Cave Crickets and Plot Holes

Told ya this would be my next post. But before I start, I’ll remind you to check out the blog post at, wherein the wonderful J.R. Turner blogs about Echelon’s two newest authors.

Now, back to business. What do cave crickets and plot holes have in common? To answer that, let me tell you a little about the newest non-mortgage paying residents of our boiler room.

Cave crickets are big. They are brown. They have hunched backs, six legs, and antennae that stretch from the tops of their heads to some nether point miles away (I’m not given to exaggerated descriptions, but these critters bring out the adjectivitis in me). They like the dark. They like the damp. And woe betide you if you walk in on them unexpectedly, because they have lousy vision and will jump at you to scare you away. These are not the cute little operatically inclined insects made famous by George Selden. These here be monsters.

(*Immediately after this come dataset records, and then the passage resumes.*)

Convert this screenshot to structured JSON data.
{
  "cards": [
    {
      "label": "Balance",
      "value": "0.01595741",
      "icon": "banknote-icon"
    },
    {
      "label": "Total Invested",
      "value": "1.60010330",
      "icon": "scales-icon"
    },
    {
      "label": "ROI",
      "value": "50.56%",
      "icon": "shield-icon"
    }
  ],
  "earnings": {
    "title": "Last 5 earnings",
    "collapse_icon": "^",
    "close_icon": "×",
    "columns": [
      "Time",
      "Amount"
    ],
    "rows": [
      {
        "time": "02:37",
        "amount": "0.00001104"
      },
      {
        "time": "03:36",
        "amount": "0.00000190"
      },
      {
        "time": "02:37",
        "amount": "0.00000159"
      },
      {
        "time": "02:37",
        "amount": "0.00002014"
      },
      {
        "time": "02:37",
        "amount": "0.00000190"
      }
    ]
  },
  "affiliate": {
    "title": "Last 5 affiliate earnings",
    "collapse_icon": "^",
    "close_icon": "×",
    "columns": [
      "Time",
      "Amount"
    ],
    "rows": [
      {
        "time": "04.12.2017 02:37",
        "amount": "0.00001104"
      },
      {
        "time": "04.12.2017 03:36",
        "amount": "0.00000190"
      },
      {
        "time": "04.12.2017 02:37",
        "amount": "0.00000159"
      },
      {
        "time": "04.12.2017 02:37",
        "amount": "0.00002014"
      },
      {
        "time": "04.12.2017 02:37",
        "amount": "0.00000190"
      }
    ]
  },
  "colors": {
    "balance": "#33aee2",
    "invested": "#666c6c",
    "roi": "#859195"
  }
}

So what do they have in common with plot holes?

Well, for one thing, they’re to be avoided at all costs (okay, they don’t bite, but still). Secondly, they’ll jump out at you when you least expect it. Think about it-there you are, writing a scene, humming along as you realize how great, how awesome, how suspenseful it is-and then it hits you.

Why didn’t your main character just call the police when he saw the dead body? Why did he/she head into the darkened bedroom which, perhaps not coincidentally, smells exactly like blood?  Why did the heroine stay with the guy who everyone else thinks is a big jerk? Why did the hostage stay with his captor when there’s a phone/neighbor/window close by? And if you don’t ask yourself these questions, you can be sure your readers will.

So what to do?

What I like to do is this;  I put my characters in a box. Lock ’em up, throw away the keys, board up the windows and nail shut the doors.  In other words, I try to narrow the situation for my characters so that there are fewer opportunities for them to make dopey decisions.

Now in real life, people make bad/illogical decisions all the time.  Life’s one big plot hole, right?  But writers have to convince readers that a character’s decisions make sense.  Maybe Jim didn’t call the police because he was already in trouble with the cops.  Maybe Amber went into the dark blood-smelling room because she thought there was something she could do for the victim (Amber’s helpful like that).  And maybe Kyle stays with his captor because he’s suffering from Stockholm Syndrome. 

Which brings me to my other favorite device for limiting a character’s options; the emotional chain.

In THE VISITOR, Elizabeth is initially trapped underwater by the Hybrids, but later she’s given opportunities to escape. My “cave cricket,” that little beastie jumping out at me in dead of night, was the question of why she didn’t take them.  But as I wrote the book and got a better understanding of her character, I realized why.  She doesn’t try to escape because her captors give her what she needs-a sense of security, even love.  Locked in an emotional box, so to speak.

So what are your ways of getting rid of plot holes?

And, by the way, I’m never going into our boiler room again.  And if that’s not a plot hole, I don’t know what is.